Associations between the use of complementary and alternative medications and demographic, health and lifestyle factors in mid-life Australian women.Climacteric. 2005 Sep; 8(3):271-8.C
To determine the prevalence and types of complementary and alternative medications (CAMs) used by menopausal women living in South-East Queensland, Australia; and profile the women who are using CAMs through sociodemographic characteristics, self-rated health status, lifestyle and preventative health strategies.
This study was a secondary data analysis of data collected by postal questionnaire from 886 women aged 48-67 years participating in the Queensland Midlife Women's Health Study. The outcome measure was CAM use, distinguished by three categories: herbal therapies, phytoestrogens and nutritional intake (supplements and healthy eating).
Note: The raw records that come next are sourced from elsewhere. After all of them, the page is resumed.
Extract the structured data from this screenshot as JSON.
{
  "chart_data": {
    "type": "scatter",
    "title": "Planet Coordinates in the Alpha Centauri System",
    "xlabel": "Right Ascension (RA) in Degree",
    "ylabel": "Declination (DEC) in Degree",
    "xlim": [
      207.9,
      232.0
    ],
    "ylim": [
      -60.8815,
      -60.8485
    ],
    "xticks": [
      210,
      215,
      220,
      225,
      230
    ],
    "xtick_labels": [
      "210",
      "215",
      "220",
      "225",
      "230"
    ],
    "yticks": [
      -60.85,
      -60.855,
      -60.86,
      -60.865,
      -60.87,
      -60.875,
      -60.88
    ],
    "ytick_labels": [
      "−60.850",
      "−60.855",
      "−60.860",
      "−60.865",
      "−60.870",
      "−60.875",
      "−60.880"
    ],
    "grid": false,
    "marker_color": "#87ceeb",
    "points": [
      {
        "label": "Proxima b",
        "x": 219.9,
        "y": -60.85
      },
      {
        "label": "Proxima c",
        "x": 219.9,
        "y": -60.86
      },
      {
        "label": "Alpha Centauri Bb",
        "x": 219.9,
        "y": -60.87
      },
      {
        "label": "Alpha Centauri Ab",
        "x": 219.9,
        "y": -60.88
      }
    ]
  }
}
The overall prevalence of CAM use among mid-life Australian women was 82% which included therapeutic techniques (83%), nutritional supplements (66.8%), phytoestrogens (55.8%), herbal therapies (41.3%), Evening Primrose oil (34%) and vitamin E (28.8%). CAM users, when compared to non-users, were more likely to be previous (p < 0.05) but not current users (p < 0.05) of hormone therapy (HT), higher educated (p < 0.05), low to middle income earners (p < 0.001) and have participated in self-breast examination (p < 0.01). They were also more likely to report good general health (p < 0.05) and improved physical functioning without limitations due to health (p < 0.05). CAM users were less likely to be aged over 55 years (p < 0.05) and smoke more than 20 cigarettes per day (p < 0.001). CONCLUSIONS/IMPLICATIONS FOR HEALTH RESEARCH: As prevalence of current CAM use in this population group is considerably higher than HT use, health education programs to assist mid-life women to understand the scientific evidence (or lack of it) for their efficacy is recommended.